The Royals shift the least in all of baseball (17.3%)! Perhaps that is most of the issue.

Six Ten
1 year ago

It’s possible shifting is the issue, but if there’s a non-luck explanation I think it’s more likely the type of contact Singer allowed. In 2021 he allowed a ton of medium contact and quite a lot of line drives. Medium line drives are far and away the contact type with the highest BABIP. The Royals’ shift rate in 2021 was 27.3%, 19th rather than 30th.
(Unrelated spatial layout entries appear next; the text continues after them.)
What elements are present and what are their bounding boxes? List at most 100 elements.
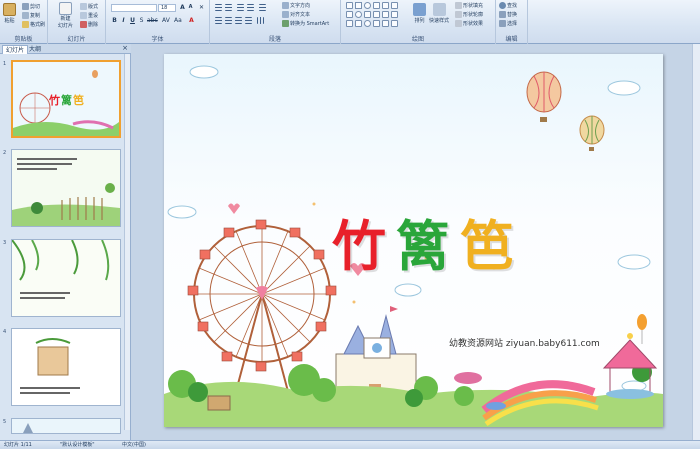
change-case-button[interactable]: Aa [174, 17, 182, 24]
balloon-1 [526, 71, 562, 122]
text-direction-label: 文字方向 [290, 3, 311, 9]
bullets-icon[interactable] [215, 4, 222, 11]
current-slide[interactable]: 竹 篱 笆 幼教资源网站 ziyuan.baby611.com [164, 54, 663, 427]
drawing-group-label: 绘图 [411, 36, 424, 43]
cut-button[interactable]: 剪切 [22, 3, 40, 10]
paste-label: 粘贴 [4, 18, 15, 24]
replace-button[interactable]: 替换 [499, 11, 517, 18]
align-center-icon[interactable] [225, 17, 232, 24]
font-color-button[interactable]: A [188, 17, 195, 24]
slide-thumbnail-5[interactable] [11, 418, 121, 434]
text-direction-button[interactable]: 文字方向 [282, 2, 310, 9]
numbering-icon[interactable] [225, 4, 232, 11]
slide-number: 1 [3, 61, 7, 67]
slide-number: 3 [3, 240, 7, 246]
slide-thumbnail-1[interactable]: 竹篱笆 [11, 60, 121, 138]
clipboard-group-label: 剪贴板 [14, 36, 33, 43]
italic-button[interactable]: I [120, 17, 127, 24]
slide-title-char-2: 篱 [396, 214, 450, 278]
increase-indent-icon[interactable] [247, 4, 254, 11]
tab-outline[interactable]: 大纲 [26, 45, 44, 54]
columns-icon[interactable] [257, 17, 264, 24]
format-painter-label: 格式刷 [30, 22, 46, 28]
shape-effects-button[interactable]: 形状效果 [455, 20, 483, 27]
slide-number: 4 [3, 329, 7, 335]
shape-outline-button[interactable]: 形状轮廓 [455, 11, 483, 18]
format-painter-button[interactable]: 格式刷 [22, 21, 45, 28]
underline-button[interactable]: U [129, 17, 136, 24]
new-slide-icon [59, 2, 72, 15]
panel-scrollbar[interactable] [124, 54, 130, 430]
layout-icon [80, 3, 87, 10]
smartart-icon [282, 20, 289, 27]
quick-styles-button[interactable]: 快速样式 [429, 3, 449, 24]
find-icon [499, 2, 506, 9]
justify-icon[interactable] [245, 17, 252, 24]
arrange-button[interactable]: 排列 [413, 3, 426, 24]
slide-editor: 竹 篱 笆 幼教资源网站 ziyuan.baby611.com [131, 44, 700, 440]
effects-icon [455, 20, 462, 27]
close-pane-icon[interactable]: × [122, 44, 128, 52]
arrange-label: 排列 [414, 18, 425, 24]
delete-slide-button[interactable]: 删除 [80, 21, 98, 28]
status-bar: 幻灯片 1/11 "默认设计模板" 中文(中国) [0, 440, 700, 449]
shrink-font-button[interactable]: A [187, 4, 194, 11]
shape-effects-label: 形状效果 [463, 21, 484, 27]
strikethrough-button[interactable]: abc [147, 17, 158, 24]
paste-icon [3, 3, 16, 16]
shapes-gallery[interactable] [346, 2, 406, 30]
font-name-combo[interactable] [111, 4, 157, 12]
bold-button[interactable]: B [111, 17, 118, 24]
replace-icon [499, 11, 506, 18]
slide-thumbnail-4[interactable] [11, 328, 121, 406]
layout-button[interactable]: 版式 [80, 3, 98, 10]
line-spacing-icon[interactable] [259, 4, 266, 11]
slide-thumbnail-3[interactable] [11, 239, 121, 317]
slide-number: 5 [3, 419, 7, 425]
font-group: 18 A A ✕ B I U S abc AV Aa A 字体 [106, 0, 210, 44]
convert-smartart-button[interactable]: 转换为 SmartArt [282, 20, 329, 27]
slides-panel: 幻灯片 大纲 × 1 竹篱笆 2 3 4 5 [0, 44, 131, 440]
shadow-button[interactable]: S [138, 17, 145, 24]
slide-count: 幻灯片 1/11 [4, 442, 32, 448]
select-button[interactable]: 选择 [499, 20, 517, 27]
align-right-icon[interactable] [235, 17, 242, 24]
char-spacing-button[interactable]: AV [162, 17, 170, 24]
new-slide-button[interactable]: 新建 幻灯片 [58, 2, 73, 29]
text-direction-icon [282, 2, 289, 9]
slides-group-label: 幻灯片 [67, 36, 86, 43]
align-text-button[interactable]: 对齐文本 [282, 11, 310, 18]
language-indicator[interactable]: 中文(中国) [122, 441, 146, 449]
decrease-indent-icon[interactable] [237, 4, 244, 11]
quick-styles-icon [432, 3, 446, 16]
select-label: 选择 [507, 21, 518, 27]
paragraph-group-label: 段落 [268, 36, 281, 43]
slide-thumbnail-2[interactable] [11, 149, 121, 227]
select-icon [499, 20, 506, 27]
copy-icon [22, 12, 29, 19]
delete-label: 删除 [88, 22, 99, 28]
tab-slides[interactable]: 幻灯片 [2, 45, 29, 54]
reset-label: 重设 [88, 13, 99, 19]
copy-button[interactable]: 复制 [22, 12, 40, 19]
paragraph-group: 文字方向 对齐文本 转换为 SmartArt 段落 [210, 0, 341, 44]
arrange-icon [413, 3, 426, 16]
reset-button[interactable]: 重设 [80, 12, 98, 19]
balloon-2 [579, 115, 605, 151]
convert-smartart-label: 转换为 SmartArt [290, 21, 330, 27]
new-slide-label: 新建 [60, 16, 71, 22]
find-button[interactable]: 查找 [499, 2, 517, 9]
align-left-icon[interactable] [215, 17, 222, 24]
editor-scrollbar[interactable] [692, 44, 700, 440]
clear-format-button[interactable]: ✕ [198, 4, 205, 11]
scissors-icon [22, 3, 29, 10]
editing-group-label: 编辑 [505, 36, 518, 43]
find-label: 查找 [507, 3, 518, 9]
thumb2-art [12, 150, 120, 226]
clipboard-group: 粘贴 剪切 复制 格式刷 剪贴板 [0, 0, 48, 44]
ribbon: 粘贴 剪切 复制 格式刷 剪贴板 新建 幻灯片 版式 重设 删除 幻灯片 18 … [0, 0, 700, 44]
paste-button[interactable]: 粘贴 [3, 3, 16, 24]
shape-fill-button[interactable]: 形状填充 [455, 2, 483, 9]
font-size-combo[interactable]: 18 [158, 4, 176, 12]
grow-font-button[interactable]: A [179, 4, 186, 11]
I still think there’s probably a lot of luck involved. But only having two pitches makes the contact quality explanation pretty enticing.

Ivan_Grushenkomember
1 year ago
Reply to  Six Ten

The medium contact and line drives should be in xERA no?

RonnieDobbs
1 year ago
Reply to  Kevbot034

BABIP punishes people with poor command and/or bad luck. The guys that throw hard but don’t have to execute very well to succeed get pummeled by BABIP. I think you have it completely backwards. People with command and poise are better at managing BABIP. Missing bats does not lead to batted ball events. Few things are more detrimental to building a better understanding of than creating false generalizations.

Kevbot034
1 year ago
Reply to  RonnieDobbs

No, I don’t think I really have it backward, pitch to contact guys tend to not have great FIP, or at least outperform their FIP, because they don’t K many. Anyone walking a ton is going to be detrimental, regardless of if they are strikeout artists or pitch to contact guys. Command and poise relies on your defense – something FIP intentionally ignores. I’m also confused how I would be creating a false generalization anyway, when it was written as a question.